Ayasofya için Bizans Enstitüsü devreye girdi
İstanbul'un fethinin sembolü olan Ayasofya, 1 Şubat 1935 tarihinde müzeye çevrildi. Türkler, kılıç hakkı ile kazandıkları Ayasofya'yı, bu kararın ardından bilet alarak ziyaret etmek zorunda kaldı.

Ayasofya, 1930 ile 1935 yılları arasında restorasyon çalışmaları nedeniyle halka kapatıldı ve Mustafa Kemal'in emriyle bir dizi çalışmalar yapıldı. Bu çalışmalar arasında mozaiklerin ortaya çıkarıldı.
Restorasyon sırasında 'Türkiye'deki laiklik' rejimi gerekçesiyle Ayasofya’nın tekrar kiliseye çevrilmesi gündeme geldi. Söz konusu karar kabul görmedi. Bakanlar Kurulu’nun 24 Kasım 1934 tarih ve 7/1589 sayılı kararıyla müzeye çevrildi. Mermer zemindeki halıların kaldırıldı. İnsan figürlü mozaikleri örten sıvanın kazındı.
Bu tarihi yapı, müzeye çevrilmiş olmasına rağmen 19 Kasım 1936’da tapuya resmen "Ayasofyayı Kebir Camii Şerifi" adıyla kaydedildi.
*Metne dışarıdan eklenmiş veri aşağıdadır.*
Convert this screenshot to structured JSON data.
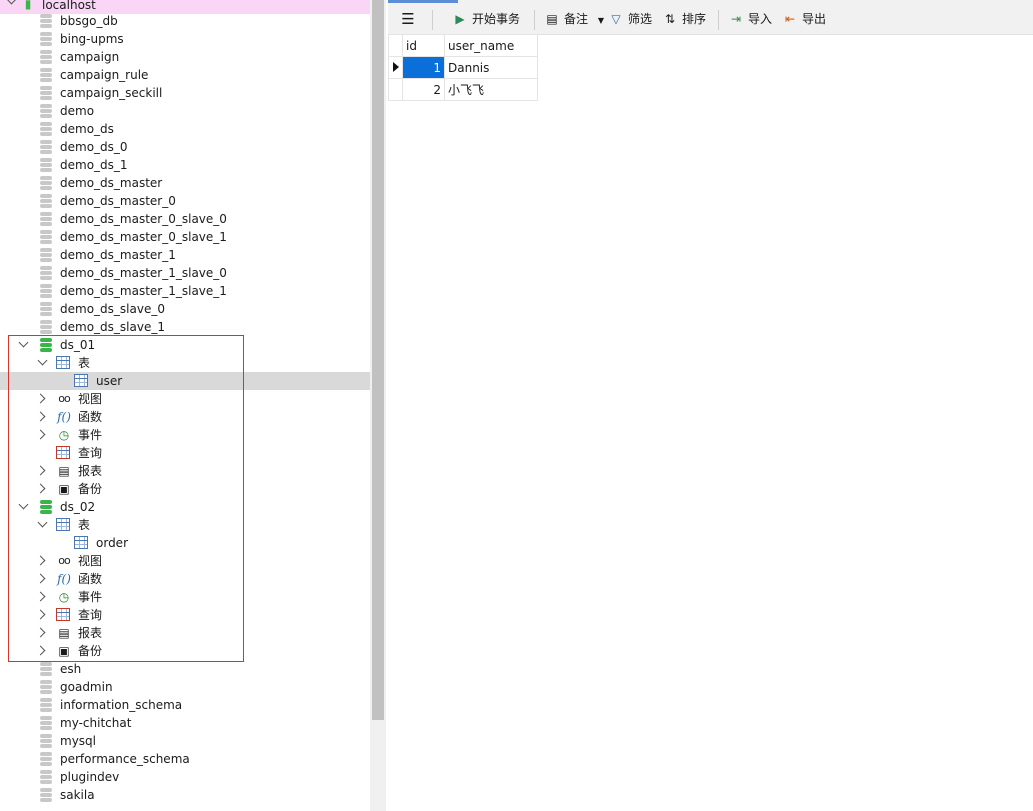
{
  "navigator": {
    "connection": "localhost",
    "databases_top": [
      "bbsgo_db",
      "bing-upms",
      "campaign",
      "campaign_rule",
      "campaign_seckill",
      "demo",
      "demo_ds",
      "demo_ds_0",
      "demo_ds_1",
      "demo_ds_master",
      "demo_ds_master_0",
      "demo_ds_master_0_slave_0",
      "demo_ds_master_0_slave_1",
      "demo_ds_master_1",
      "demo_ds_master_1_slave_0",
      "demo_ds_master_1_slave_1",
      "demo_ds_slave_0",
      "demo_ds_slave_1"
    ],
    "ds_01": {
      "name": "ds_01",
      "tables_label": "表",
      "table": "user",
      "views": "视图",
      "functions": "函数",
      "events": "事件",
      "queries": "查询",
      "reports": "报表",
      "backups": "备份"
    },
    "ds_02": {
      "name": "ds_02",
      "tables_label": "表",
      "table": "order",
      "views": "视图",
      "functions": "函数",
      "events": "事件",
      "queries": "查询",
      "reports": "报表",
      "backups": "备份"
    },
    "databases_bottom": [
      "esh",
      "goadmin",
      "information_schema",
      "my-chitchat",
      "mysql",
      "performance_schema",
      "plugindev",
      "sakila"
    ]
  },
  "toolbar": {
    "begin_transaction": "开始事务",
    "memo": "备注",
    "filter": "筛选",
    "sort": "排序",
    "import": "导入",
    "export": "导出"
  },
  "grid": {
    "columns": [
      "id",
      "user_name"
    ],
    "rows": [
      {
        "id": "1",
        "user_name": "Dannis"
      },
      {
        "id": "2",
        "user_name": "小飞飞"
      }
    ]
  },
  "colors": {
    "selection": "#0b6fd9",
    "highlight_box": "#d9342b",
    "connection_bg": "#f9d6f5",
    "db_active": "#39b54a"
  }
}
Bizans Enstitüsü çalışmalara katıldı
Öte yandan, söz konusu dönemde Ayasofya’nın restorasyonu için yurt dışından iki kuruluş devreye girdi. Bunlar biri oldukça dikkat çekiciydi. O kurum, merkezi ABD’de bulunan Bizans Enstitüsü idi. Bizans Enstitüsü, Ayasofya'nın sistemli olarak incelenmesi, restorasyonu ve temizlenmesi için 1931’deki çalışmalar için girişimde bulundu. Bizans Enstitüsü ekibi mozaik arama ve temizleme işleriyle uğraştı.
Tarihi yapının restorasyonu için devreye giren diğer kurum ise Dumbarton Oaks Alan Komitesi idi ve 1940’lı yıllardaki çalışmalar için harete geçmişti.